From Kirkus Reviews:
An eighth round of dire happenings in England's minuscule religious order, the Daughters of Compassion, where plucky Sister Joan is again caught up in a series of calamities and is again acting as aide to Detective Sergeant Alan Mill (A Vow of Fidelity, p. 99, etc.). Sister Joan has been assigned by Prioress Dorothy to clear out the attic storerooms of the convent building, home for centuries to the wealthy Tarquin family and bought for a song from the estate of Sir Robert Tarquin--a punishment, according to gossip, for his ne'er-do-well son Grant, who was left little but a small house in the village. Grant, an accident victim abroad, lies next to his father in the abbey tombs. Or does he? Following up on a circular left at the convent, offering to buy scrap and old silver, Sister Joan meets answering service worker Jane Sinclair, who has never seen the man whose name is on the circular but who's much interested in a Tarquin family album borrowed from her landlady. Days later, Jane is found strangled. A second strangling victim is young Jeb, a squatter in Grant's empty house. In Sister Joan's mind, the identity of the killer is never in doubt-- confirmed by her discovery of a third body in the convent attics, the results of a long overdue exhumation order, and a final confrontation with the unsurprising killer. The usual overload of convent routine and ritual; lots of sinister lurking figures, but little suspense in a plot that edges into sheer silliness with a common-sensedefying sacrificial gesture to wind it up. The weakest link to date in this modestly diverting chain. -- Copyright ©1996, Kirkus Associates, LP. All rights reserved.
From Publishers Weekly:
She has a sharp sense of humor, a keen mind, a stubborn and inquisitive nature. She is also devout and obedient?sometimes. Sister Joan of the Order of the Daughters of Compassion makes her eighth appearance (after A Vow of Fidelity) in a cautious story that, despite the influence of her continually engaging personality, falters under massive contrivance and tortured logic. The Order, located in Cornwall, has inherited the manor house of the venerable Tarquin family, extinct now with the burial of disreputable Grant Tarquin some 18 months earlier. While Sister Joan cleans out the manor's storage areas in hopes of finding a few salable antiques, an advertising circular from "G.T. Monen, scrap merchant and silversmith" is slipped beneath the door.
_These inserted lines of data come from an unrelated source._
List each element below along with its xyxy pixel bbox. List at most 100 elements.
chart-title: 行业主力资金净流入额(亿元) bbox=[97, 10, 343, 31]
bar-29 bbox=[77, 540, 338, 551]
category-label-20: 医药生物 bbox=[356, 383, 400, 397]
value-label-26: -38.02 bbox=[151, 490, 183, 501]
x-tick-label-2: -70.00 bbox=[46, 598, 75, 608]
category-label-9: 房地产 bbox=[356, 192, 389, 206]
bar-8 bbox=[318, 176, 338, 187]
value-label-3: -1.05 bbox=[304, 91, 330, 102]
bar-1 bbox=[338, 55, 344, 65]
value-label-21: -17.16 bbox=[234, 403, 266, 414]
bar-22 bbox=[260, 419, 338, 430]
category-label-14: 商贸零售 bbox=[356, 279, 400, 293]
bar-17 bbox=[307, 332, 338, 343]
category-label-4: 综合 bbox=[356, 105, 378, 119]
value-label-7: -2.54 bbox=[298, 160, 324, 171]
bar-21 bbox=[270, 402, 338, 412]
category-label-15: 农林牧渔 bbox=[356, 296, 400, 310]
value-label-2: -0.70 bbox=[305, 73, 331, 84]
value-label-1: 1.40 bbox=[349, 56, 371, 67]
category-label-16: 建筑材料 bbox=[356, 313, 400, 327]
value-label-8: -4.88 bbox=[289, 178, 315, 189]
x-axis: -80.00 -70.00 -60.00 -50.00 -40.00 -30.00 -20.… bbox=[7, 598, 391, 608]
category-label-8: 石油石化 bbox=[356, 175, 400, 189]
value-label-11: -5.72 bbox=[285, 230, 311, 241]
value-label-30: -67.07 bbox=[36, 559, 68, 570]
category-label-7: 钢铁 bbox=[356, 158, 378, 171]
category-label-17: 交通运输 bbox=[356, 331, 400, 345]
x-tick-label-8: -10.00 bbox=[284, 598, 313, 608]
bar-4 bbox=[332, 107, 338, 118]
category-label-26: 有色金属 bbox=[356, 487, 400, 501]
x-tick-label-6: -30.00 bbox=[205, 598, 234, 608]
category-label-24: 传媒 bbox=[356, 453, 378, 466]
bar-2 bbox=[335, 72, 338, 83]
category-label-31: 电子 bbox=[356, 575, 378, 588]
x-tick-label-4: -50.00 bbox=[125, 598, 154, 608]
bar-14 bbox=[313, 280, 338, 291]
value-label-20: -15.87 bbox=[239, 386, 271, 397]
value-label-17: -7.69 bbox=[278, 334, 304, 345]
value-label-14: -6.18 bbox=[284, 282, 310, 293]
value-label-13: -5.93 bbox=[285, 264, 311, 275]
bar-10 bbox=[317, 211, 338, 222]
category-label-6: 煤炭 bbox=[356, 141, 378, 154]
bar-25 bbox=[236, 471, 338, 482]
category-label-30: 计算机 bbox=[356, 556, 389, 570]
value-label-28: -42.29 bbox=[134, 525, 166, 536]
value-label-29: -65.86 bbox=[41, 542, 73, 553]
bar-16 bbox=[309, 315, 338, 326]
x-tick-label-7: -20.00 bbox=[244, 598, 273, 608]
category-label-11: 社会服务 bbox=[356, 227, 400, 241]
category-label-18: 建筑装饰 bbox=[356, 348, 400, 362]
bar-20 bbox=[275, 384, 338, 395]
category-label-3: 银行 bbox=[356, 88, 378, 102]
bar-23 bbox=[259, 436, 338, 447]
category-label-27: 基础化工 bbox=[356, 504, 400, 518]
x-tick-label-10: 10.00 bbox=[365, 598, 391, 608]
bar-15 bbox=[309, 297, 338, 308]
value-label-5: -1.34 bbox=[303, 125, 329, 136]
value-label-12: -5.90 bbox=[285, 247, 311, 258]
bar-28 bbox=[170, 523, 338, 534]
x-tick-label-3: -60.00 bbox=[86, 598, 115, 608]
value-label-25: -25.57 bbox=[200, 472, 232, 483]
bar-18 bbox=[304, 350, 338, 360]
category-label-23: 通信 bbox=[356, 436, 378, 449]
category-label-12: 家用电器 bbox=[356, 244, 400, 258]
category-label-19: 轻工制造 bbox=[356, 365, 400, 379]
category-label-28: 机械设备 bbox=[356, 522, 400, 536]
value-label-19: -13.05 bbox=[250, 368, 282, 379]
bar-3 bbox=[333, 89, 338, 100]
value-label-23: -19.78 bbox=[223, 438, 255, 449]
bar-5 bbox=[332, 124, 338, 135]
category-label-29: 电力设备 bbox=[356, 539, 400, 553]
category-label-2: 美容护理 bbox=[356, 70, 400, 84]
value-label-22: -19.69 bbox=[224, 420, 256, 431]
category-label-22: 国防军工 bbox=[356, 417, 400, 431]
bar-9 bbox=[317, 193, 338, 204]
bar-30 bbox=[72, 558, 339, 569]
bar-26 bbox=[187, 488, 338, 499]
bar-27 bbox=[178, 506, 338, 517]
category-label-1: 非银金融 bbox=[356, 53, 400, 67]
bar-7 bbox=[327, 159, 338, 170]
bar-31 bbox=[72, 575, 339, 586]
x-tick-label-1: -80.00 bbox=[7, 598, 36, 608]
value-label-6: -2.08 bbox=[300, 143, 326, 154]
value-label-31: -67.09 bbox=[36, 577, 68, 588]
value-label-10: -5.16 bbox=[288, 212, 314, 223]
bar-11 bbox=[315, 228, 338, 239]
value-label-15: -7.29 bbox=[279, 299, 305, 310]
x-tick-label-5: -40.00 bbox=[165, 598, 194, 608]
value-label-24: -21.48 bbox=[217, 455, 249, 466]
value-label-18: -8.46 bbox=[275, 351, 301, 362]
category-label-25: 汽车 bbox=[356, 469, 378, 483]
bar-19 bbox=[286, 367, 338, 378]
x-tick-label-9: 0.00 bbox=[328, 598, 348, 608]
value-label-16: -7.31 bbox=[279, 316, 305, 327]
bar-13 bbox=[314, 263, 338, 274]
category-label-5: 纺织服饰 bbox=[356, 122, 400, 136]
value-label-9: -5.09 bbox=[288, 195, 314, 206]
She sets off on his trail, unwittingly triggering a disastrous series of events that leads her to some macabre discoveries: the body of Monen's secretary; the corpse of a teenaged thug; and the grisly 25-year-old remains of a young woman locked in the convent's storeroom trunk. What is equally disturbing is that Sister Joan is being stalked?and she swears it is by Grant Tarquin himself. Joan's wry wit and shrewd observations add zest to the mystery, but wooden dialogue and an egregious deus ex machina at the end undo the novel.